As an example: a fairly well-known early Justice League story had the League meet their predecessors from the comics of the previous decade, the Justice Society. It wouldn't have made a lot of sense for both groups to exist and have never spoken before, so the story explained that the League and the Society existed in parallel worlds. One quick dimensional hop, and they got to meet each other and adventure together. Neat! A year later, they did the same thing, but with a new twist: both worlds were being threatened by a third world, populated by villainous versions of the heroes. Fun! ...And then it kept going.
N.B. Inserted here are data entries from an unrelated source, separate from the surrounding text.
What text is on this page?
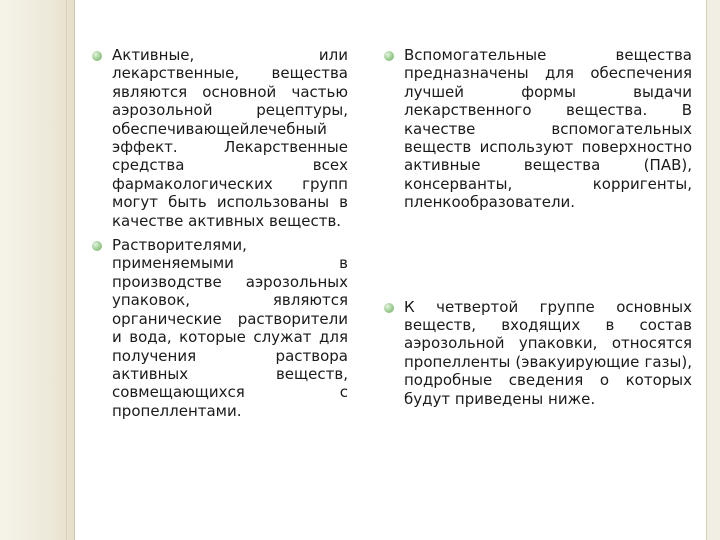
Активные, или лекарственные, вещества являются основной частью аэрозольной рецептуры, обеспечивающейлечебный эффект. Лекарственные средства всех фармакологических групп могут быть использованы в качестве активных веществ.

Растворителями, применяемыми в производстве аэрозольных упаковок, являются органические растворители и вода, которые служат для получения раствора активных веществ, совмещающихся с пропеллентами.

Вспомогательные вещества предназначены для обеспечения лучшей формы выдачи лекарственного вещества. В качестве вспомогательных веществ используют поверхностно активные вещества (ПАВ), консерванты, корригенты, пленкообразователи.

К четвертой группе основных веществ, входящих в состав аэрозольной упаковки, относятся пропелленты (эвакуирующие газы), подробные сведения о которых будут приведены ниже.
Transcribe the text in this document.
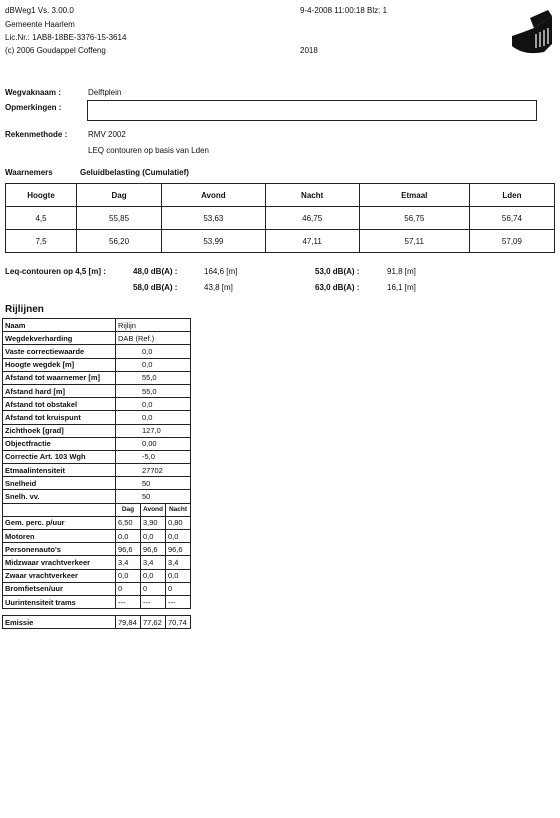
dBWeg1 Vs. 3.00.0
Gemeente Haarlem
Lic.Nr.: 1AB8-18BE-3376-15-3614
(c) 2006 Goudappel Coffeng
9-4-2008 11:00:18 Blz: 1
2018
Wegvaknaam :	Delftplein
Opmerkingen :
Rekenmethode :	RMV 2002
LEQ contouren op basis van Lden
Waarnemers	Geluidbelasting (Cumulatief)
Hoogte	Dag	Avond	Nacht	Etmaal	Lden
4,5	55,85	53,63	46,75	56,75	56,74
7,5	56,20	53,99	47,11	57,11	57,09
Leq-contouren op 4,5 [m] :	48,0 dB(A) :	164,6 [m]	53,0 dB(A) :	91,8 [m]
58,0 dB(A) :	43,8 [m]	63,0 dB(A) :	16,1 [m]
Rijlijnen
Naam	Rijlijn		
Wegdekverharding	DAB (Ref.)		
Vaste correctiewaarde	0,0		
Hoogte wegdek [m]	0,0		
Afstand tot waarnemer [m]	55,0		
Afstand hard [m]	55,0		
Afstand tot obstakel	0,0		
Afstand tot kruispunt	0,0		
Zichthoek [grad]	127,0		
Objectfractie	0,00		
Correctie Art. 103 Wgh	-5,0		
Etmaalintensiteit	27702		
Snelheid	50		
Snelh. vv.	50		
	Dag	Avond	Nacht
Gem. perc. p/uur	6,50	3,90	0,80
Motoren	0,0	0,0	0,0
Personenauto's	96,6	96,6	96,6
Midzwaar vrachtverkeer	3,4	3,4	3,4
Zwaar vrachtverkeer	0,0	0,0	0,0
Bromfietsen/uur	0	0	0
Uurintensiteit trams	---	---	---

Emissie	79,84	77,62	70,74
Want to write about a group of heroes fighting against a global empire? Just use an earth where the Axis won WWII! Want to write about a major character's kid, but don't want to commit to a ship? Set it on a different earth and use whatever love interest you please with no repercussions on the main canon! Eventually, DC decided their lore had gotten too complicated for the average reader, so they rebooted it in a massive cross-series story called "Crises on Infinite Earths". Everything was condensed into one world. But the stories kept going, and things got complicated again. So they rebooted it again. And again. And now DC has to clarify what major character events have and have not happened in their latest reboot timeline.

Marvel has not rebooted like this, but that doesn't necessarily make things better. If you crack open the Marvel Encyclopedia and take a look at a long-running character (like, say, Spider-Man), you'll see that they've had pretty much every awful thing ever happen in their personal lives, up to and including their own deaths. If a story wants to be anything other than angst-fueled, there's a decent chance it's going to ignore some of the character's personal history for the sake of simplicity.

To be fair, continuing the story for a long time is not the only reason this happens. Other factors include writers changing and the need to explain how a character has been around since the 1950's but has not significantly aged. But hopefully I've explained my comment somewhat?